Q: Who are the people who inspired you to tackle this topic?
A: This book needed to be written. It's not so much about the faith teachers themselves as it is about faith followers who inevitably become distracted, disillusioned, and discouraged. My heart aches for the parent who put his dead baby on ice and, in the midst of tears and desperation, drove fifty miles to a counterfeit revival center because he trusted the testimonies of faith preachers who were touting resurrections from the dead. I equally grieve the millions who have left faith churches in the midst of failed faith formulas. Some conclude that God must not love them; others question the integrity of the whole Christian enterprise.

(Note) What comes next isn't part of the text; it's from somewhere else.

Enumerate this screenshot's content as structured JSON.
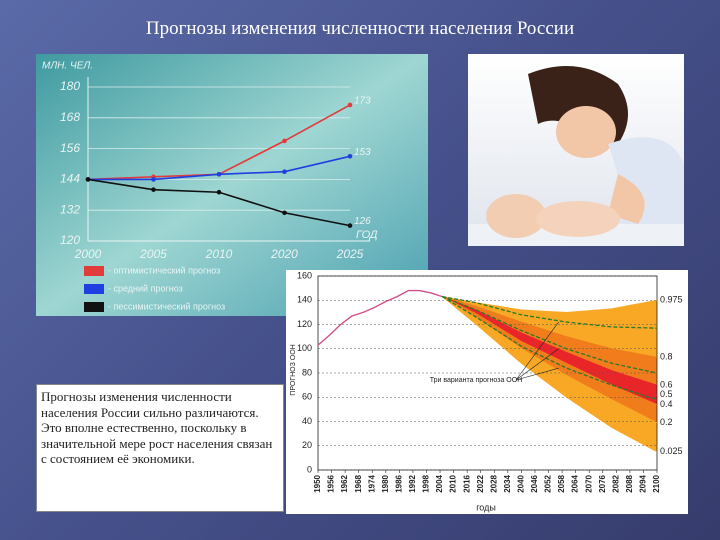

Q: How have some of the personalities mentioned in the book responded to criticism of their practices and their interpretation of Scripture?
A: Many of the people discussed in this book occupy powerful platforms within evangelical Christianity. They control vast resources and stand to lose multiplied millions if they are exposed. The stakes are so high, they are willing to do and say virtually anything to silence opposition. Paul Crouch, founder of Trinity Broadcasting Network (TBN), went so far as to suggest that if God does not kill "heresy hunters," he will. Benny Hinn took it a step further. On TBN's Praise the Lord program, he said "You have attacked me. Your children will pay for it." He once ominously snarled, "I'm not exactly a normal kind of guy, you know. I'm from Israel. Sometimes I wish God would give me a Holy Ghost machine gun. I'd blow your head off."
Q: Many of the people who follow faith teachings are looking for a quick formula to solve their problems or acquire the things they want. Why do you think they won't find God in this formula?
A: The tragedy is that all too often we look for God in all the wrong places. The real experience is not found in counterfeit formulas but in Christian fundamentals. Think for a moment about prayer. Rather than seeking formulas through which we can get things from God, we must ever be mindful that prayer is an opportunity for developing intimacy with the lover of our souls. If we are honest with ourselves, most of us have learned to pray backwards. We hurry into God's presence with techniques and incessant babblings and in the process drown out the sound of the very One whose voice we so long to hear. All too often we want God to move the fence posts and enlarge our houses and lands. God wants something far better for us. He wants to be still so that he can enlarge the territories of our hearts. He has sent us sixty-six love letters etched in heavenly writing. And the more we meditate upon those words, the clearer his voice will resonate in the sound of our silence.